A força transformadora da mulher brasileira

Dizem que as mulheres não dão ponto sem nó. E talvez seja exatamente por isso que elas tenham conduzido tantas conquistas na  história do Brasil. Os exemplos são inúmeros: Ana Pimentel, Madalena Caramuru, Maria Quitéria, Ana Néri e tantas outras “Marias” que diariamente contribuem, cada uma ao seu modo, para a construção de um país mais justo e democrático para se viver.

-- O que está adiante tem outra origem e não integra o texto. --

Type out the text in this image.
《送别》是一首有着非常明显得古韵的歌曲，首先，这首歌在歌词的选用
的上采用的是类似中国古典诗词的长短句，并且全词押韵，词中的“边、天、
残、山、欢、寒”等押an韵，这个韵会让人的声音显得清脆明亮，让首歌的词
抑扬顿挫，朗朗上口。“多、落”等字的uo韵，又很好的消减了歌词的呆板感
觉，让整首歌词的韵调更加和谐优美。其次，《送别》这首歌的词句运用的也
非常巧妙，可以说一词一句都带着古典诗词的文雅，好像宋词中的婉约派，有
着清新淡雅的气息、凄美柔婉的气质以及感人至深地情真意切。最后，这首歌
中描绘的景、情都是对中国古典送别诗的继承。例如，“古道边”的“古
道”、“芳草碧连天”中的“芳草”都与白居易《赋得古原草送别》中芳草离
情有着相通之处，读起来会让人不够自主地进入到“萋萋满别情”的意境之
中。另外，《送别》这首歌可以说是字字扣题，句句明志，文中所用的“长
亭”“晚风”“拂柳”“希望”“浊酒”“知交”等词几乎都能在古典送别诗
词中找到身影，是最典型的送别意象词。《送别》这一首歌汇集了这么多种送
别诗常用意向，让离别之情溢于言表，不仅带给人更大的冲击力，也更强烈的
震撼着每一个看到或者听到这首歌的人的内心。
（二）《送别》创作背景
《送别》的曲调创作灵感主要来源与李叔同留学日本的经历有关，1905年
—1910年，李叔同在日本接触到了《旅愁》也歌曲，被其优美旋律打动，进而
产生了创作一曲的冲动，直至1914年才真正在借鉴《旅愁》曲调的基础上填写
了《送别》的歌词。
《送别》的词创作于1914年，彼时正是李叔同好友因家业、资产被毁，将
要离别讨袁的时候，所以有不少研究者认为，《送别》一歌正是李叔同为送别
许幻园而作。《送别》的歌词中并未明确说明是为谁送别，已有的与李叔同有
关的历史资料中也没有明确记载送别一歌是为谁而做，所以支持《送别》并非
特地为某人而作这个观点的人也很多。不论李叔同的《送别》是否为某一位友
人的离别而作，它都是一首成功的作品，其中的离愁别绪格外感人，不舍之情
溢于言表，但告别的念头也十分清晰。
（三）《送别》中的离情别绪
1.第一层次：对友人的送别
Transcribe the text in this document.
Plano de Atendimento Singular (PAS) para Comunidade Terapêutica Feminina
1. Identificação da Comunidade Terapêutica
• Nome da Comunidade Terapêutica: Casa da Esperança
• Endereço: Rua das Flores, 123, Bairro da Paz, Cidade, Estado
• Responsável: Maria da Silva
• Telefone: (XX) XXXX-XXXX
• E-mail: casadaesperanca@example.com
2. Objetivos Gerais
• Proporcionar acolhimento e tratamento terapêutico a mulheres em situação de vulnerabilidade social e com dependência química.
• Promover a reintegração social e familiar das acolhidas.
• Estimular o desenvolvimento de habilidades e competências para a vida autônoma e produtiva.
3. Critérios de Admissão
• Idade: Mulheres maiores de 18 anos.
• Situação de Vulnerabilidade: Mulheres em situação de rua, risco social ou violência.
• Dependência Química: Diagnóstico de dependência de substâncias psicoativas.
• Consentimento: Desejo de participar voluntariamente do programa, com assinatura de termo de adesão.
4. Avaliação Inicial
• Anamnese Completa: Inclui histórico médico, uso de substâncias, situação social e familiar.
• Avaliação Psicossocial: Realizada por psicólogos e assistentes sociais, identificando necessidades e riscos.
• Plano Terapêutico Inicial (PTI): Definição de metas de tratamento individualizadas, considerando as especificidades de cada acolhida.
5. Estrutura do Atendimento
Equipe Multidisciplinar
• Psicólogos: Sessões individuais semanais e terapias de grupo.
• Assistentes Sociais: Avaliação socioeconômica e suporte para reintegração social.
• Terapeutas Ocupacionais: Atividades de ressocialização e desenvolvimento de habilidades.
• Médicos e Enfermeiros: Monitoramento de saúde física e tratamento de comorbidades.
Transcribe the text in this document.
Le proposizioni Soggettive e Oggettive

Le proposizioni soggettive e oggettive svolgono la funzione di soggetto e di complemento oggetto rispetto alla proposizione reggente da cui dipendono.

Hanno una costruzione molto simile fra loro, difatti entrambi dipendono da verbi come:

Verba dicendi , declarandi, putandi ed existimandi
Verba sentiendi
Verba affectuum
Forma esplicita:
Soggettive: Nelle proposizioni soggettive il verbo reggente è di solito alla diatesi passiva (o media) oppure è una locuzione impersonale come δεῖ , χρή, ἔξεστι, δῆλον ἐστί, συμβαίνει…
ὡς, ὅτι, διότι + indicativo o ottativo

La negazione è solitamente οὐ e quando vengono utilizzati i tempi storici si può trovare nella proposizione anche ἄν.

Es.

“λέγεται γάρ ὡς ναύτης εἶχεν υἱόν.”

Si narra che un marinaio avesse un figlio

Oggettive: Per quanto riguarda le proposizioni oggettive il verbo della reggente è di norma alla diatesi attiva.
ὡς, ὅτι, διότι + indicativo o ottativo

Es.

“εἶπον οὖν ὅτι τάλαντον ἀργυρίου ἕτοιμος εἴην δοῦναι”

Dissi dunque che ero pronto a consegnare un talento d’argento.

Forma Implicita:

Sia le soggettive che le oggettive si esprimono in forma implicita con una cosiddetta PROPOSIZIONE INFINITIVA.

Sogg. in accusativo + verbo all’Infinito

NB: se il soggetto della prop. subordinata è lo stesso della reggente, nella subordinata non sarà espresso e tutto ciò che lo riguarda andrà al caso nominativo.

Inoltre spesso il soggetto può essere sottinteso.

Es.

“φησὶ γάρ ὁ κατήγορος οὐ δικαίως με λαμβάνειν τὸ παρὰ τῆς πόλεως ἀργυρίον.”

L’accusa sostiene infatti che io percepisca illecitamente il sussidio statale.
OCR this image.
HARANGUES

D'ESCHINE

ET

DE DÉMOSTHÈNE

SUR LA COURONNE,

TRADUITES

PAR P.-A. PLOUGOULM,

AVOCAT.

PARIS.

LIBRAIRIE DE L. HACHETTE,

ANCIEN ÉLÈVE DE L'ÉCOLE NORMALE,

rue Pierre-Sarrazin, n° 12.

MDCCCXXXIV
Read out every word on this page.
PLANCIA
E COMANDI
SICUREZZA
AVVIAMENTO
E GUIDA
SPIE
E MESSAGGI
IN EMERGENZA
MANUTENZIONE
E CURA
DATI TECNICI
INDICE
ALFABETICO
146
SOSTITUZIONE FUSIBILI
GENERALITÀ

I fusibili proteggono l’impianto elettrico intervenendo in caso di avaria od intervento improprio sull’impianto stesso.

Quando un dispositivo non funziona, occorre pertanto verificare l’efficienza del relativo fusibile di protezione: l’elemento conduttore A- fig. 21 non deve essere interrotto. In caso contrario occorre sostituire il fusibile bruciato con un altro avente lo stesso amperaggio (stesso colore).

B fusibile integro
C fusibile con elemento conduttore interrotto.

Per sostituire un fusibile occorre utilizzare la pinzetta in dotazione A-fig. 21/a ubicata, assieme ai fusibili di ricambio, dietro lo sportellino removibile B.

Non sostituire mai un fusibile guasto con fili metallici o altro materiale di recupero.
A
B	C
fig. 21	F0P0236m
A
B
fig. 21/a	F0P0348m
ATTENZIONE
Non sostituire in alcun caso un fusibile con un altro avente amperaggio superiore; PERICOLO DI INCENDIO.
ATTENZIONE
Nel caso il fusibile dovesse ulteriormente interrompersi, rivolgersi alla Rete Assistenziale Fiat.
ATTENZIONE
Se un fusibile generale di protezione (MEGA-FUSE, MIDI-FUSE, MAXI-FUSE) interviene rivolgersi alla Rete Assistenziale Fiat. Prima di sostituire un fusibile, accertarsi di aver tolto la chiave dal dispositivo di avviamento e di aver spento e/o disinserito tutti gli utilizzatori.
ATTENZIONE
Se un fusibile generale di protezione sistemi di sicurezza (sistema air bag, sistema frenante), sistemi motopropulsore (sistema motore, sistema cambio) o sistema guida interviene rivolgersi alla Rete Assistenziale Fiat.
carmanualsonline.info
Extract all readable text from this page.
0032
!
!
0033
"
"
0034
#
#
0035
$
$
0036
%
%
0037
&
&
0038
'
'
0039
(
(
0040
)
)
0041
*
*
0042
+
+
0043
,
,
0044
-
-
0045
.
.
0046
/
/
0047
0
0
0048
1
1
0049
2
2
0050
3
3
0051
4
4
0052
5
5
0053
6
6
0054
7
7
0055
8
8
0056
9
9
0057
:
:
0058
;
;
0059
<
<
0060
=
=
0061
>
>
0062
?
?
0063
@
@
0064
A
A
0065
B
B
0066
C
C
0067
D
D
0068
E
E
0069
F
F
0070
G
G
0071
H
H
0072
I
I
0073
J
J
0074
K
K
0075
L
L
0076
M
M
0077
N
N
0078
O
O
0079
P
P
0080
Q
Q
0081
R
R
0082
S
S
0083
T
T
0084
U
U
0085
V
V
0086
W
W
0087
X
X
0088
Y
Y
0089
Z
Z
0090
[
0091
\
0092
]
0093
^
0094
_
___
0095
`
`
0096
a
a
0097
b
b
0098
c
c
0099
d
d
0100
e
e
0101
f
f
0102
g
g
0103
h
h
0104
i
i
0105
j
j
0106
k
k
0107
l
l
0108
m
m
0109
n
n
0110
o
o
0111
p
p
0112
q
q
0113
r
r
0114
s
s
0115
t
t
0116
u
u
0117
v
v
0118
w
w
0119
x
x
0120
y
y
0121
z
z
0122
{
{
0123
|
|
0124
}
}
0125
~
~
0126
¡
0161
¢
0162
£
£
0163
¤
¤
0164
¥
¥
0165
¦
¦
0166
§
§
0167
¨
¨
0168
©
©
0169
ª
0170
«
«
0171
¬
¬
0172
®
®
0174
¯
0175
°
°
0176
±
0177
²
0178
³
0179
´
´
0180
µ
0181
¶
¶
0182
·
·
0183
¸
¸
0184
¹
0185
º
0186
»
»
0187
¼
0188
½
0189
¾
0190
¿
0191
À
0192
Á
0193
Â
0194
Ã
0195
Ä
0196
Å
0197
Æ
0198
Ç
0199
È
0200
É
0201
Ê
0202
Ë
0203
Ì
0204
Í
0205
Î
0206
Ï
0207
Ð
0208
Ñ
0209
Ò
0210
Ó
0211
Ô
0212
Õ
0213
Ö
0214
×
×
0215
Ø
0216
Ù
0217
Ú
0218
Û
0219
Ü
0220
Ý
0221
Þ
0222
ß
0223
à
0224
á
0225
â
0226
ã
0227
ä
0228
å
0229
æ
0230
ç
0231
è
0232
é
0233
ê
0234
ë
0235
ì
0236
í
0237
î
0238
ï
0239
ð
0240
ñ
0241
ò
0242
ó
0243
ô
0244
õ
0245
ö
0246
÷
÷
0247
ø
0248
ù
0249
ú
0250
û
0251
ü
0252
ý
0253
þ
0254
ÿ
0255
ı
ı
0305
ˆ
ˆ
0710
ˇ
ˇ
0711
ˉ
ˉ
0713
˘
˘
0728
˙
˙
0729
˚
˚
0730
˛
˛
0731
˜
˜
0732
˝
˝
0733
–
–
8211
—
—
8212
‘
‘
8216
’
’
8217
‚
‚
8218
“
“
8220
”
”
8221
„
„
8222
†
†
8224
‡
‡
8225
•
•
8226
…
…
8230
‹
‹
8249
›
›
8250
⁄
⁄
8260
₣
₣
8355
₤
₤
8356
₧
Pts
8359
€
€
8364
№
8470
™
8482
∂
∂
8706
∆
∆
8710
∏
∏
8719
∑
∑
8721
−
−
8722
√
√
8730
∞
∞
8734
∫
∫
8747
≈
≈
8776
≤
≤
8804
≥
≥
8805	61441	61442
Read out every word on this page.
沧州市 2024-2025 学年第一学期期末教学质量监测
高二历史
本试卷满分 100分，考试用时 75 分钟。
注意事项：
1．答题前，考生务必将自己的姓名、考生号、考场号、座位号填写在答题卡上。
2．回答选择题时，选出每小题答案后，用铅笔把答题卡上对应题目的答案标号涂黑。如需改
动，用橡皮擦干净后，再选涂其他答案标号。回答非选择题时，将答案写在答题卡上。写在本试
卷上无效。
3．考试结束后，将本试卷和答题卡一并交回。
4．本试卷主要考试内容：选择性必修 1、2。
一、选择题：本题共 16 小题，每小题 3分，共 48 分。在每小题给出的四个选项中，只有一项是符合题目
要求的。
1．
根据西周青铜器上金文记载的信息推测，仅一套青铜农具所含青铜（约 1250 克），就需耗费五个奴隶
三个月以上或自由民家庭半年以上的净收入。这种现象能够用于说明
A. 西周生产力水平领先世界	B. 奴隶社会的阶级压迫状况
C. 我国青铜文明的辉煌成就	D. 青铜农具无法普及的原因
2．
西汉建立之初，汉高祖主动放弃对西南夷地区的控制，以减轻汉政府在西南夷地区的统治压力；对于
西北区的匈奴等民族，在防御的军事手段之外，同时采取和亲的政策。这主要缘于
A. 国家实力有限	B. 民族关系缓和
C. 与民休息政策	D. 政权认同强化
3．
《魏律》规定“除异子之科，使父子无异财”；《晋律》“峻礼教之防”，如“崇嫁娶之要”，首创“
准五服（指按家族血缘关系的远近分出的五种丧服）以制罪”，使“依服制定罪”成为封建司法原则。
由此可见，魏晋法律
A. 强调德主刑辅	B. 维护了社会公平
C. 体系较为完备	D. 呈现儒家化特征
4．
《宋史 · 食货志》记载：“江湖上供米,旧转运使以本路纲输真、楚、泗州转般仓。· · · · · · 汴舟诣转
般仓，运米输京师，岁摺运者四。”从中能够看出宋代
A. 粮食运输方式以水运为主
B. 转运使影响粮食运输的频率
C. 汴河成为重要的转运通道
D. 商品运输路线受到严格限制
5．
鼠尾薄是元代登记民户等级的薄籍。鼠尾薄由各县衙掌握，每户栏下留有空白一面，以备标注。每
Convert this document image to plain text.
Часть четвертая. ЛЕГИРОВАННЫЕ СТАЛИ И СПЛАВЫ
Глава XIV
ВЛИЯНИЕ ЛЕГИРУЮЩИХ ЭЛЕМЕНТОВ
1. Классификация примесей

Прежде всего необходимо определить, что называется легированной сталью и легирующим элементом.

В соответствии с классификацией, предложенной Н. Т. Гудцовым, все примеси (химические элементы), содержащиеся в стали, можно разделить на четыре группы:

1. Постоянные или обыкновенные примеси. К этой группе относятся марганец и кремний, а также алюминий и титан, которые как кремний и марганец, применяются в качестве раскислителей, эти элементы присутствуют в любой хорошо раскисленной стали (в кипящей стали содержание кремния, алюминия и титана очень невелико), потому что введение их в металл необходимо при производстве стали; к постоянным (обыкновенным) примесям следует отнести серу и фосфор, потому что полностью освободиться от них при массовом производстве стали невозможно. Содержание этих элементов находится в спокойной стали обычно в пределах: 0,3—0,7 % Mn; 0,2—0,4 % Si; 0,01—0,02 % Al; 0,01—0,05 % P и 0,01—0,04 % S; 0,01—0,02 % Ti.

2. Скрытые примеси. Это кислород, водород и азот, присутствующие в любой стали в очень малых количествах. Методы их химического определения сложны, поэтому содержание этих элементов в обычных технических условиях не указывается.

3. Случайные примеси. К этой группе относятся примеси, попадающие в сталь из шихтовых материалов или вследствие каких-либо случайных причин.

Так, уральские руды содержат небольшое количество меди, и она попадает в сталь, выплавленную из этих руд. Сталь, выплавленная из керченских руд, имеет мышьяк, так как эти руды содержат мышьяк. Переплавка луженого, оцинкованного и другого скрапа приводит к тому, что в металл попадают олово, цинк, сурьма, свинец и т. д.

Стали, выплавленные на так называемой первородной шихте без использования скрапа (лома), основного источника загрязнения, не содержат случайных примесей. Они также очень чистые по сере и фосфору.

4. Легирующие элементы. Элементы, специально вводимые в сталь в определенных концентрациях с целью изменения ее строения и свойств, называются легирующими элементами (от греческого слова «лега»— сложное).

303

Obstinadas e inabaláveis, as mulheres não desistem da luta. Em 1637, Clara Camarão, uma índia potiguar, rompeu barreiras acabando com a divisão de trabalho da tribo, se afastou dos afazeres domésticos e liderou um grupo de guerreiras nativas na batalha para libertar o Brasil do domínio holândês.

Em 1822, Maria Quitéria se disfarçou de homem e entrou para o exército para lutar pela independência do país. Ficou conhecida como “soldado Medeiros”. Na segunda metade do século 19, arte era coisa de homem. Mocinhas são criadas para o casamento, filhos e mais nada. Mas Chiquinha Gonzaga desafia o mundo à sua volta e cria obra imortal, com mais de mais de duas mil músicas.

Com coragem, sensibilidade e determinação, essas heroínas transformaram o Brasil. E é para levar adiante as mudanças que o país precisa que Dilma Rousseff quer ser a primeira mulher a presidir a nação.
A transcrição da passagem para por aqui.